Avec Marie-France Dignac, ce biologiste de formation qui s’est tourné vers l’écotoxicologie, une discipline qui étudie les effets des substances toxiques sur l’environnement, a contribué à aiguiller les représentants de plusieurs pays à distinguer le vrai du faux. « On essaie de mettre fin à des idées reçues comme les plastiques biodégradables, qui ne se dégradent pas aussi bien qu’on le pense. C’est un marché qui ne décollera pas », insiste Jean-François Ghiglione. Le chercheur s’insurge également contre la présence accrue des représentants des lobbies au sommet, qui représentaient environ 10 % des personnes présentes, et tentent d’influencer les pays les moins développés. « Ils étaient présents pour dire n’importe quoi, par exemple qu’il n’y a pas de produits chimiques ajoutés dans une bouteille d’eau en plastique », poursuit Jean-François Ghiglione.

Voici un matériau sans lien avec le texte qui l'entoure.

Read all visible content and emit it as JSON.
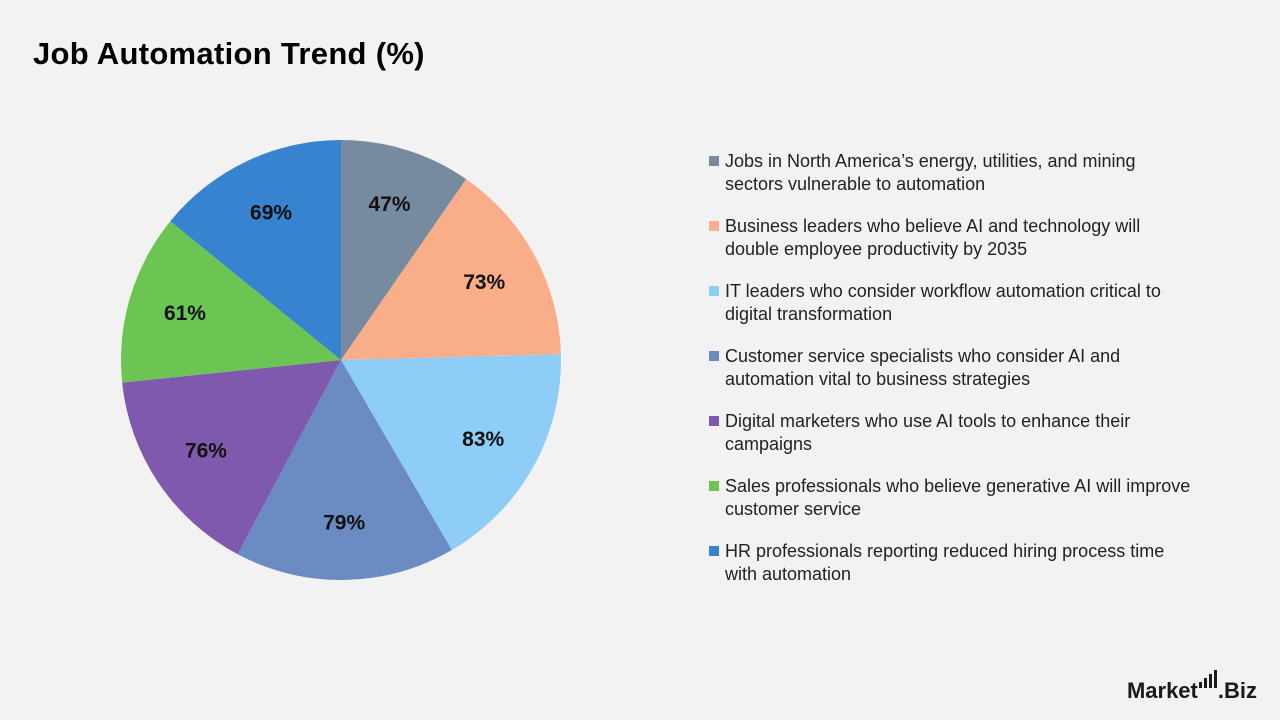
{
  "chart_data": {
    "type": "pie",
    "title": "Job Automation Trend (%)",
    "legend_position": "right",
    "slices": [
      {
        "label": "Jobs in North America’s energy, utilities, and mining sectors vulnerable to automation",
        "value": 47,
        "value_label": "47%",
        "color": "#768ba0"
      },
      {
        "label": "Business leaders who believe AI and technology will double employee productivity by 2035",
        "value": 73,
        "value_label": "73%",
        "color": "#f9ae89"
      },
      {
        "label": "IT leaders who consider workflow automation critical to digital transformation",
        "value": 83,
        "value_label": "83%",
        "color": "#8ecdf5"
      },
      {
        "label": "Customer service specialists who consider AI and automation vital to business strategies",
        "value": 79,
        "value_label": "79%",
        "color": "#6b8cc3"
      },
      {
        "label": "Digital marketers who use AI tools to enhance their campaigns",
        "value": 76,
        "value_label": "76%",
        "color": "#7f59ad"
      },
      {
        "label": "Sales professionals who believe generative AI will improve customer service",
        "value": 61,
        "value_label": "61%",
        "color": "#6cc552"
      },
      {
        "label": "HR professionals reporting reduced hiring process time with automation",
        "value": 69,
        "value_label": "69%",
        "color": "#3783d0"
      }
    ]
  },
  "logo": {
    "prefix": "Market",
    "suffix": ".Biz"
  }
}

« Le plastique se voit à tous les échelons de la chaîne alimentaire »
Si les lobbies étaient plus nombreux (+37 % par rapport à la dernière session), le nombre de scientifiques était aussi en hausse avec 59 chercheuses et chercheurs indépendants venus du monde entier pour représenter la coalition scientifique internationale pour un traité contraignant qui compte aujourd’hui plus de 350 scientifiques dans le monde. Spécialiste des sols et du cycle du carbone, Marie-France Dignac travaille depuis une dizaine d’années sur l’impact de la pollution plastique sur les sols. Un sujet qui « n’est pas encore très bien compris », explique la chercheuse, et qui touche notamment les sols agricoles. D’après une étude menée par le post-doctorant Gabin Colombini, la quantité de microplastiques accumulée sur un sol agricole peut atteindre plus de 400 kg par hectare au bout d’une vingtaine d’années, soit l’équivalent d’environ 1 400 bouteilles de 50 cl par ha. Et qui finira potentiellement dans nos assiettes.

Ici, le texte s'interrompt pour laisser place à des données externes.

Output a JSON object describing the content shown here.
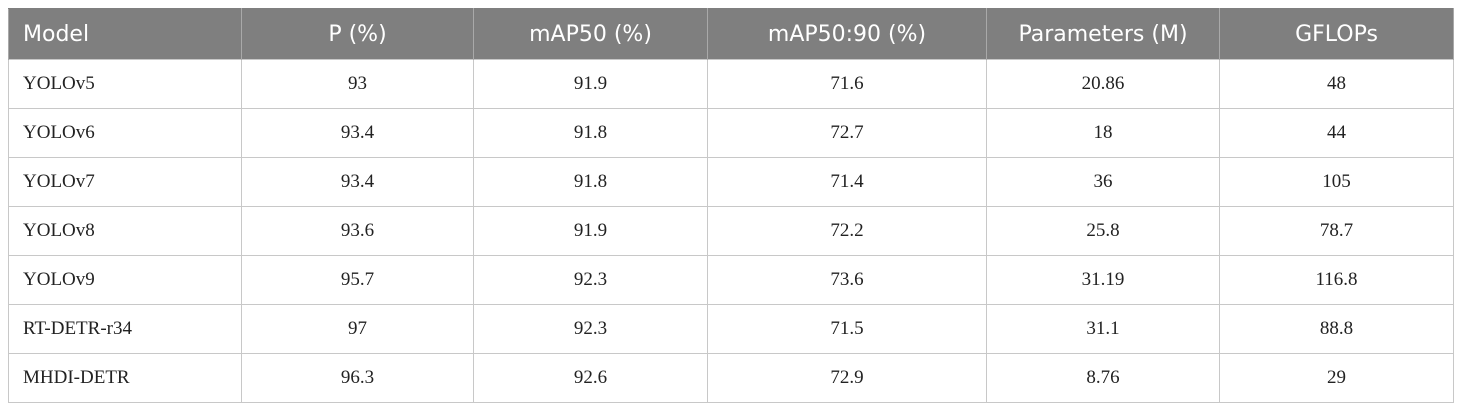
{
  "table": {
    "headers": [
      "Model",
      "P (%)",
      "mAP50 (%)",
      "mAP50:90 (%)",
      "Parameters (M)",
      "GFLOPs"
    ],
    "rows": [
      [
        "YOLOv5",
        "93",
        "91.9",
        "71.6",
        "20.86",
        "48"
      ],
      [
        "YOLOv6",
        "93.4",
        "91.8",
        "72.7",
        "18",
        "44"
      ],
      [
        "YOLOv7",
        "93.4",
        "91.8",
        "71.4",
        "36",
        "105"
      ],
      [
        "YOLOv8",
        "93.6",
        "91.9",
        "72.2",
        "25.8",
        "78.7"
      ],
      [
        "YOLOv9",
        "95.7",
        "92.3",
        "73.6",
        "31.19",
        "116.8"
      ],
      [
        "RT-DETR-r34",
        "97",
        "92.3",
        "71.5",
        "31.1",
        "88.8"
      ],
      [
        "MHDI-DETR",
        "96.3",
        "92.6",
        "72.9",
        "8.76",
        "29"
      ]
    ]
  },
  "colors": {
    "header_bg": "#7f7f7f",
    "header_text": "#ffffff",
    "grid": "#c8c8c8"
  }
}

« La pollution plastique est visible à tous les échelons de la chaîne alimentaire », ajoute Jean-François Ghiglione, qui rappelle que la Méditerranée est la mer la plus polluée du monde. « Dans certaines zones, on compte autant de microplastiques que de zooplancton, dont se nourrissent les poissons. On dénombre plus de 14 000 mammifères et 1,4 million d’oiseaux marins qui meurent de l’ingestion de plastique chaque année. Je le vois, c’est en face de chez moi », affirme-t-il. D'ici à la fin de l’année, l’ultime cycle de négociation devrait aboutir à un traité visant à mettre fin à la pollution plastique. « Il faudrait réduire la production de plastique de 70 % pour rester dans les accords de Paris », rappelle Marie-France Dignac. Une tâche qui promet d’être de longue haleine.

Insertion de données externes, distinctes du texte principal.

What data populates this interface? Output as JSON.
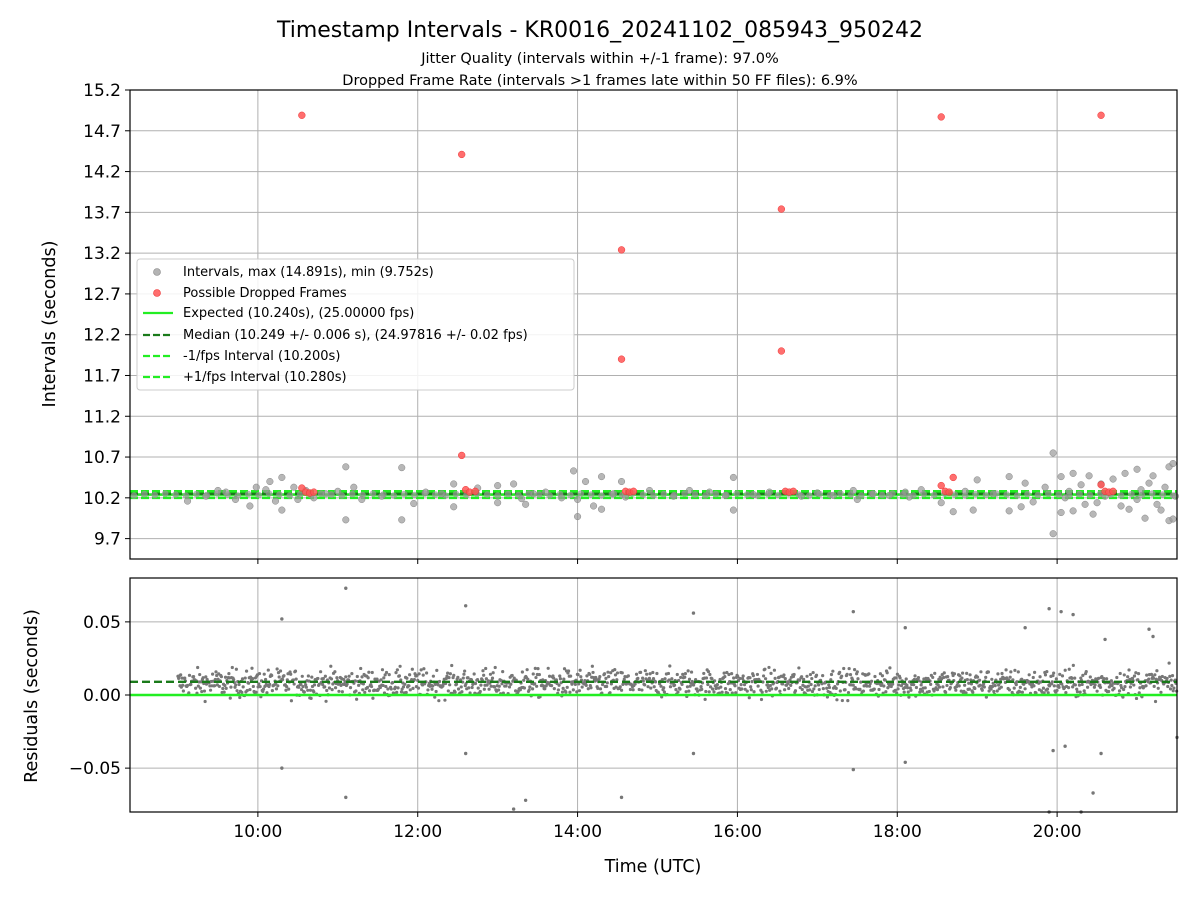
{
  "chart_data": [
    {
      "type": "scatter",
      "title": "Timestamp Intervals - KR0016_20241102_085943_950242",
      "subtitles": [
        "Jitter Quality (intervals within +/-1 frame): 97.0%",
        "Dropped Frame Rate (intervals >1 frames late within 50 FF files): 6.9%"
      ],
      "ylabel": "Intervals (seconds)",
      "xlim": [
        8.4,
        21.5
      ],
      "ylim": [
        9.45,
        15.2
      ],
      "xticks": [
        10,
        12,
        14,
        16,
        18,
        20
      ],
      "yticks": [
        9.7,
        10.2,
        10.7,
        11.2,
        11.7,
        12.2,
        12.7,
        13.2,
        13.7,
        14.2,
        14.7,
        15.2
      ],
      "ytick_labels": [
        "9.7",
        "10.2",
        "10.7",
        "11.2",
        "11.7",
        "12.2",
        "12.7",
        "13.2",
        "13.7",
        "14.2",
        "14.7",
        "15.2"
      ],
      "grid": true,
      "legend": {
        "placement": "center-left",
        "entries": [
          {
            "label": "Intervals, max (14.891s), min (9.752s)",
            "marker": "circle",
            "color": "#999999"
          },
          {
            "label": "Possible Dropped Frames",
            "marker": "circle",
            "color": "#ff5555"
          },
          {
            "label": "Expected (10.240s), (25.00000 fps)",
            "marker": "line",
            "color": "#22ee22",
            "dash": "solid"
          },
          {
            "label": "Median (10.249 +/- 0.006 s), (24.97816 +/- 0.02 fps)",
            "marker": "line",
            "color": "#1a7a1a",
            "dash": "dashed"
          },
          {
            "label": "-1/fps Interval (10.200s)",
            "marker": "line",
            "color": "#22ee22",
            "dash": "dashed"
          },
          {
            "label": "+1/fps Interval (10.280s)",
            "marker": "line",
            "color": "#22ee22",
            "dash": "dashed"
          }
        ]
      },
      "series": [
        {
          "name": "Intervals, max (14.891s), min (9.752s)",
          "color": "#999999",
          "points": [
            [
              9.12,
              10.16
            ],
            [
              9.35,
              10.22
            ],
            [
              9.5,
              10.29
            ],
            [
              9.6,
              10.27
            ],
            [
              9.72,
              10.18
            ],
            [
              9.9,
              10.1
            ],
            [
              9.98,
              10.33
            ],
            [
              10.1,
              10.3
            ],
            [
              10.15,
              10.4
            ],
            [
              10.22,
              10.16
            ],
            [
              10.3,
              10.45
            ],
            [
              10.3,
              10.05
            ],
            [
              10.45,
              10.33
            ],
            [
              10.5,
              10.18
            ],
            [
              10.6,
              10.29
            ],
            [
              10.7,
              10.2
            ],
            [
              10.85,
              10.25
            ],
            [
              11.0,
              10.28
            ],
            [
              11.1,
              10.58
            ],
            [
              11.1,
              9.93
            ],
            [
              11.2,
              10.33
            ],
            [
              11.3,
              10.18
            ],
            [
              11.55,
              10.22
            ],
            [
              11.8,
              10.57
            ],
            [
              11.8,
              9.93
            ],
            [
              11.95,
              10.13
            ],
            [
              12.1,
              10.27
            ],
            [
              12.3,
              10.25
            ],
            [
              12.45,
              10.37
            ],
            [
              12.45,
              10.09
            ],
            [
              12.75,
              10.32
            ],
            [
              13.0,
              10.35
            ],
            [
              13.0,
              10.14
            ],
            [
              13.2,
              10.37
            ],
            [
              13.3,
              10.19
            ],
            [
              13.35,
              10.12
            ],
            [
              13.45,
              10.25
            ],
            [
              13.6,
              10.27
            ],
            [
              13.8,
              10.2
            ],
            [
              13.95,
              10.53
            ],
            [
              14.0,
              10.18
            ],
            [
              14.0,
              9.97
            ],
            [
              14.1,
              10.4
            ],
            [
              14.2,
              10.1
            ],
            [
              14.3,
              10.46
            ],
            [
              14.3,
              10.06
            ],
            [
              14.45,
              10.25
            ],
            [
              14.55,
              10.4
            ],
            [
              14.6,
              10.21
            ],
            [
              14.9,
              10.29
            ],
            [
              15.2,
              10.22
            ],
            [
              15.4,
              10.29
            ],
            [
              15.65,
              10.27
            ],
            [
              15.85,
              10.23
            ],
            [
              15.95,
              10.45
            ],
            [
              15.95,
              10.05
            ],
            [
              16.2,
              10.24
            ],
            [
              16.4,
              10.27
            ],
            [
              16.8,
              10.22
            ],
            [
              17.0,
              10.26
            ],
            [
              17.2,
              10.23
            ],
            [
              17.45,
              10.29
            ],
            [
              17.5,
              10.18
            ],
            [
              17.7,
              10.25
            ],
            [
              17.9,
              10.23
            ],
            [
              18.1,
              10.27
            ],
            [
              18.15,
              10.21
            ],
            [
              18.3,
              10.3
            ],
            [
              18.55,
              10.14
            ],
            [
              18.7,
              10.03
            ],
            [
              18.85,
              10.28
            ],
            [
              18.95,
              10.05
            ],
            [
              19.0,
              10.42
            ],
            [
              19.2,
              10.25
            ],
            [
              19.4,
              10.46
            ],
            [
              19.4,
              10.04
            ],
            [
              19.55,
              10.09
            ],
            [
              19.6,
              10.38
            ],
            [
              19.7,
              10.15
            ],
            [
              19.85,
              10.33
            ],
            [
              19.95,
              10.75
            ],
            [
              19.95,
              9.76
            ],
            [
              20.05,
              10.46
            ],
            [
              20.05,
              10.02
            ],
            [
              20.1,
              10.2
            ],
            [
              20.15,
              10.28
            ],
            [
              20.2,
              10.5
            ],
            [
              20.2,
              10.04
            ],
            [
              20.3,
              10.36
            ],
            [
              20.35,
              10.12
            ],
            [
              20.4,
              10.47
            ],
            [
              20.45,
              10.0
            ],
            [
              20.5,
              10.14
            ],
            [
              20.55,
              10.37
            ],
            [
              20.6,
              10.22
            ],
            [
              20.7,
              10.43
            ],
            [
              20.8,
              10.1
            ],
            [
              20.85,
              10.5
            ],
            [
              20.9,
              10.06
            ],
            [
              21.0,
              10.55
            ],
            [
              21.0,
              10.18
            ],
            [
              21.05,
              10.3
            ],
            [
              21.1,
              9.95
            ],
            [
              21.15,
              10.38
            ],
            [
              21.2,
              10.47
            ],
            [
              21.25,
              10.12
            ],
            [
              21.3,
              10.05
            ],
            [
              21.35,
              10.33
            ],
            [
              21.4,
              10.58
            ],
            [
              21.4,
              9.92
            ],
            [
              21.45,
              10.62
            ],
            [
              21.45,
              9.94
            ],
            [
              21.48,
              10.22
            ]
          ]
        },
        {
          "name": "Possible Dropped Frames",
          "color": "#ff5555",
          "points": [
            [
              10.55,
              14.89
            ],
            [
              10.55,
              10.32
            ],
            [
              10.6,
              10.27
            ],
            [
              10.65,
              10.26
            ],
            [
              10.7,
              10.27
            ],
            [
              12.55,
              14.41
            ],
            [
              12.55,
              10.72
            ],
            [
              12.6,
              10.3
            ],
            [
              12.65,
              10.27
            ],
            [
              12.72,
              10.28
            ],
            [
              14.55,
              13.24
            ],
            [
              14.55,
              11.9
            ],
            [
              14.6,
              10.28
            ],
            [
              14.65,
              10.27
            ],
            [
              14.7,
              10.28
            ],
            [
              16.55,
              13.74
            ],
            [
              16.55,
              12.0
            ],
            [
              16.6,
              10.28
            ],
            [
              16.65,
              10.27
            ],
            [
              16.7,
              10.28
            ],
            [
              18.55,
              14.87
            ],
            [
              18.55,
              10.35
            ],
            [
              18.6,
              10.28
            ],
            [
              18.65,
              10.27
            ],
            [
              18.7,
              10.45
            ],
            [
              20.55,
              14.89
            ],
            [
              20.55,
              10.36
            ],
            [
              20.6,
              10.28
            ],
            [
              20.65,
              10.27
            ],
            [
              20.7,
              10.28
            ]
          ]
        }
      ],
      "lines": [
        {
          "name": "Expected (10.240s), (25.00000 fps)",
          "y": 10.24,
          "color": "#22ee22",
          "dash": "solid"
        },
        {
          "name": "Median (10.249 +/- 0.006 s), (24.97816 +/- 0.02 fps)",
          "y": 10.249,
          "color": "#1a7a1a",
          "dash": "dashed"
        },
        {
          "name": "-1/fps Interval (10.200s)",
          "y": 10.2,
          "color": "#22ee22",
          "dash": "dashed"
        },
        {
          "name": "+1/fps Interval (10.280s)",
          "y": 10.28,
          "color": "#22ee22",
          "dash": "dashed"
        }
      ]
    },
    {
      "type": "scatter",
      "xlabel": "Time (UTC)",
      "ylabel": "Residuals (seconds)",
      "xlim": [
        8.4,
        21.5
      ],
      "ylim": [
        -0.08,
        0.08
      ],
      "xticks": [
        10,
        12,
        14,
        16,
        18,
        20
      ],
      "xtick_labels": [
        "10:00",
        "12:00",
        "14:00",
        "16:00",
        "18:00",
        "20:00"
      ],
      "yticks": [
        -0.05,
        0.0,
        0.05
      ],
      "ytick_labels": [
        "−0.05",
        "0.00",
        "0.05"
      ],
      "grid": true,
      "series": [
        {
          "name": "Residuals",
          "color": "#777777",
          "x_range": [
            9.0,
            21.5
          ],
          "center": 0.008,
          "spread": 0.008,
          "outliers": [
            [
              10.3,
              0.052
            ],
            [
              10.3,
              -0.05
            ],
            [
              11.1,
              0.073
            ],
            [
              11.1,
              -0.07
            ],
            [
              12.6,
              0.061
            ],
            [
              12.6,
              -0.04
            ],
            [
              13.2,
              -0.078
            ],
            [
              13.35,
              -0.072
            ],
            [
              14.55,
              -0.07
            ],
            [
              15.45,
              0.056
            ],
            [
              15.45,
              -0.04
            ],
            [
              17.45,
              0.057
            ],
            [
              17.45,
              -0.051
            ],
            [
              18.1,
              0.046
            ],
            [
              18.1,
              -0.046
            ],
            [
              19.6,
              0.046
            ],
            [
              19.9,
              0.059
            ],
            [
              19.9,
              -0.08
            ],
            [
              19.95,
              -0.038
            ],
            [
              20.05,
              0.057
            ],
            [
              20.1,
              -0.035
            ],
            [
              20.2,
              0.055
            ],
            [
              20.3,
              -0.08
            ],
            [
              20.45,
              -0.067
            ],
            [
              20.55,
              -0.04
            ],
            [
              20.6,
              0.038
            ],
            [
              21.15,
              0.045
            ],
            [
              21.2,
              0.04
            ],
            [
              21.5,
              -0.029
            ]
          ]
        }
      ],
      "lines": [
        {
          "name": "Expected",
          "y": 0.0,
          "color": "#22ee22",
          "dash": "solid"
        },
        {
          "name": "Median",
          "y": 0.009,
          "color": "#1a7a1a",
          "dash": "dashed"
        }
      ]
    }
  ]
}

Publication du recueil « Le plastique : un poison si pratique »
Une quarantaine de chercheuses et chercheurs de l'Alliance Sorbonne Université ont rédigé vingt fiches sur la problématique du plastique, animés par le souci de la pédagogie et l’impératif de la rigueur. Les auteures et auteurs sont chimistes, agronomes, microbiologistes, virologues, écotoxicologues, neuroendocrinologues, écologues, océanographes, biologistes marins… Seule une telle variété de compétences permet d’approcher une crise d’ampleur universelle comme celle de la pollution plastique.